Avec Bryan Wilson nous pouvons considérer qu’une religion comporte :
- Une cosmologie où l’univers prend un sens par rapport à une des forces surnaturelles. La conception de l’homme dépasse les limites de l’existence terrestre. Il a un « avant » et « un après ». La finitude de l’homme n’est pas acceptée.
- Une morale qui découle de cette cosmologie. Elle fournit des prescriptions et des lignes de conduite en accord avec les sens de l’univers qui est proposé.
- Des outils qui mettent en relation les hommes et le principe surnaturel : la prière, des cérémonies religieuses, des techniques de méditation.
- Une communauté de fidèles, aussi minime soit-elle qui permet de maintenir et de reproduire les croyances, de gérer les biens de salut.

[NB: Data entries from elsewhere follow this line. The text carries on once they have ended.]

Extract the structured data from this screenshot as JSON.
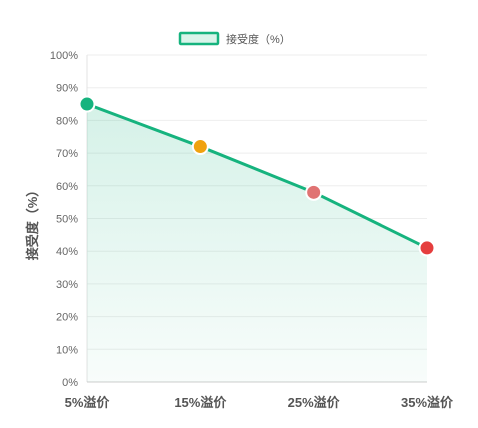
{
  "chart_data": {
    "type": "area",
    "categories": [
      "5%溢价",
      "15%溢价",
      "25%溢价",
      "35%溢价"
    ],
    "series": [
      {
        "name": "接受度（%）",
        "values": [
          85,
          72,
          58,
          41
        ],
        "line_color": "#16b37e",
        "fill_color": "#d9f4ea",
        "point_colors": [
          "#16b37e",
          "#f0a20f",
          "#e07373",
          "#e53e3e"
        ]
      }
    ],
    "title": "",
    "xlabel": "",
    "ylabel": "接受度（%）",
    "ylim": [
      0,
      100
    ],
    "yticks": [
      "0%",
      "10%",
      "20%",
      "30%",
      "40%",
      "50%",
      "60%",
      "70%",
      "80%",
      "90%",
      "100%"
    ],
    "legend_position": "top-center",
    "grid": true
  }
}
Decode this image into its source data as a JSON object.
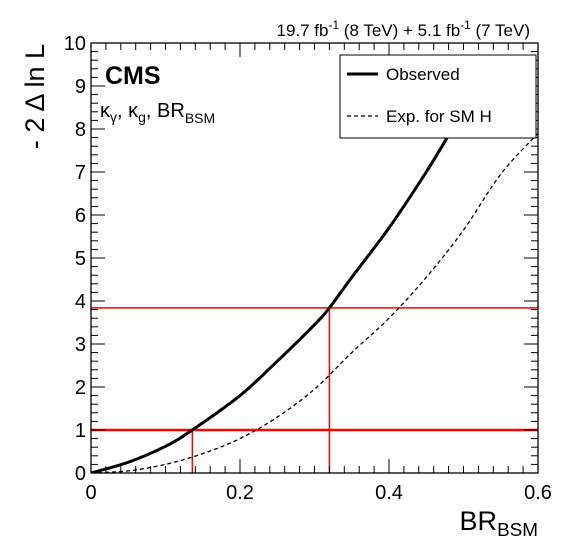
{
  "chart_data": {
    "type": "line",
    "title": "",
    "experiment_label": "CMS",
    "lumi_label": {
      "part1_pre": "19.7 fb",
      "part1_sup": "-1",
      "part1_post": " (8 TeV) +  5.1 fb",
      "part2_sup": "-1",
      "part2_post": " (7 TeV)"
    },
    "model_label": {
      "kappa_gamma_base": "κ",
      "kappa_gamma_sub": "γ",
      "sep1": ", ",
      "kappa_g_base": "κ",
      "kappa_g_sub": "g",
      "sep2": ", BR",
      "br_sub": "BSM"
    },
    "xlabel": {
      "base": "BR",
      "sub": "BSM"
    },
    "ylabel": "- 2 Δ ln L",
    "xlim": [
      0,
      0.6
    ],
    "ylim": [
      0,
      10
    ],
    "xticks": [
      "0",
      "0.2",
      "0.4",
      "0.6"
    ],
    "xtick_values": [
      0,
      0.2,
      0.4,
      0.6
    ],
    "yticks": [
      "0",
      "1",
      "2",
      "3",
      "4",
      "5",
      "6",
      "7",
      "8",
      "9",
      "10"
    ],
    "ytick_values": [
      0,
      1,
      2,
      3,
      4,
      5,
      6,
      7,
      8,
      9,
      10
    ],
    "legend_position": "top-right",
    "series": [
      {
        "name": "Observed",
        "style": "solid",
        "color": "#000000",
        "x": [
          0,
          0.05,
          0.1,
          0.136,
          0.2,
          0.25,
          0.3,
          0.32,
          0.35,
          0.4,
          0.45,
          0.485
        ],
        "y": [
          0,
          0.25,
          0.62,
          1.0,
          1.8,
          2.6,
          3.45,
          3.84,
          4.55,
          5.7,
          7.0,
          8.0
        ]
      },
      {
        "name": "Exp. for SM H",
        "style": "dashed",
        "color": "#000000",
        "x": [
          0,
          0.05,
          0.1,
          0.15,
          0.2,
          0.25,
          0.3,
          0.35,
          0.4,
          0.45,
          0.5,
          0.55,
          0.6
        ],
        "y": [
          0,
          0.05,
          0.2,
          0.45,
          0.8,
          1.3,
          1.95,
          2.8,
          3.6,
          4.55,
          5.65,
          6.95,
          7.9
        ]
      }
    ],
    "reference_lines": [
      {
        "type": "horizontal",
        "y": 1,
        "color": "#ff0000"
      },
      {
        "type": "horizontal",
        "y": 3.84,
        "color": "#ff0000"
      },
      {
        "type": "vertical",
        "x": 0.136,
        "y_to": 1,
        "color": "#ff0000"
      },
      {
        "type": "vertical",
        "x": 0.32,
        "y_to": 3.84,
        "color": "#ff0000"
      }
    ]
  }
}
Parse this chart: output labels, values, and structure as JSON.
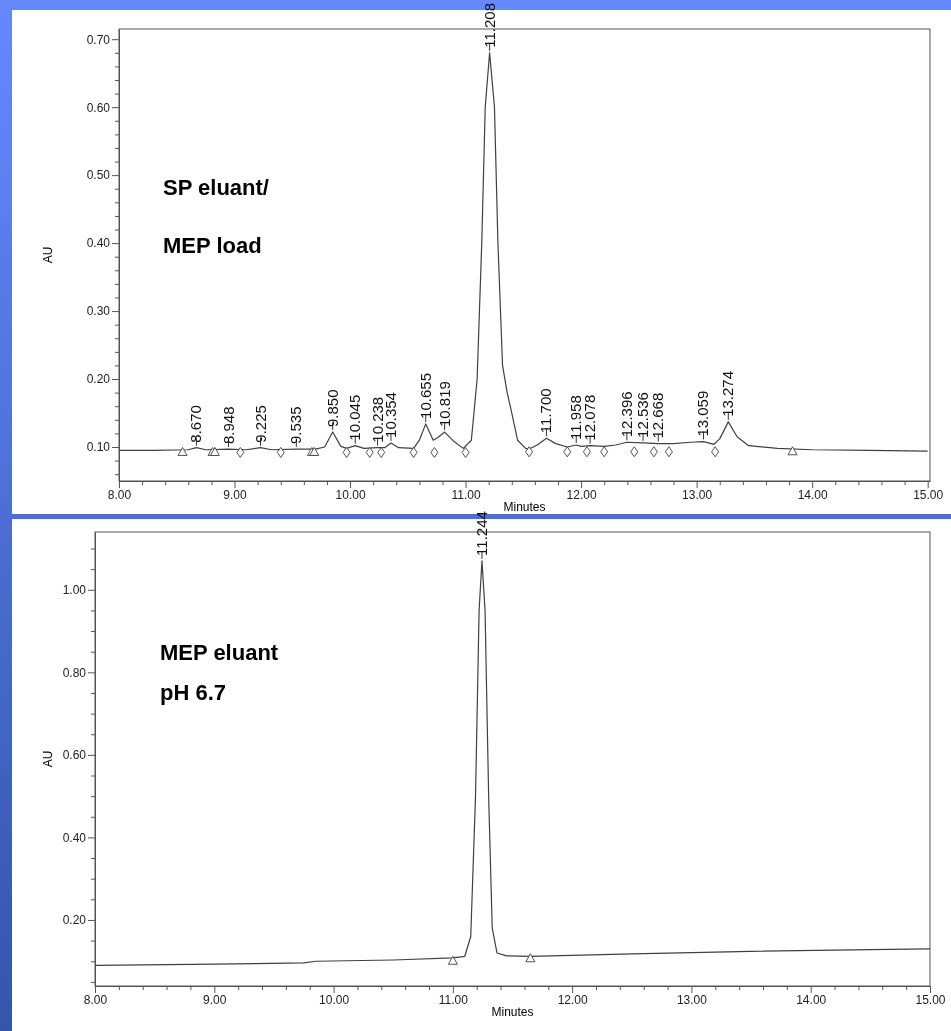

La combinaison de ces divers éléments permet de distinguer les religions 1) des philosophies déistes qui livrent une cosmologie et fournissent un sens à l’existence mais qui n’ont pas pour but de relier les hommes aux forces surnaturelles, 2) de la magie individuelle qui vise à obtenir des résultats empiriques par l’utilisation de techniques empiriques, 3) des organisations déistes comme la Franc-maçonnerie qui reconnaissent l’existence d’un Grand Architecte de l’univers mais dont les cérémonies ne sont pas orientées vers la mise en relation de l’homme avec celui-ci.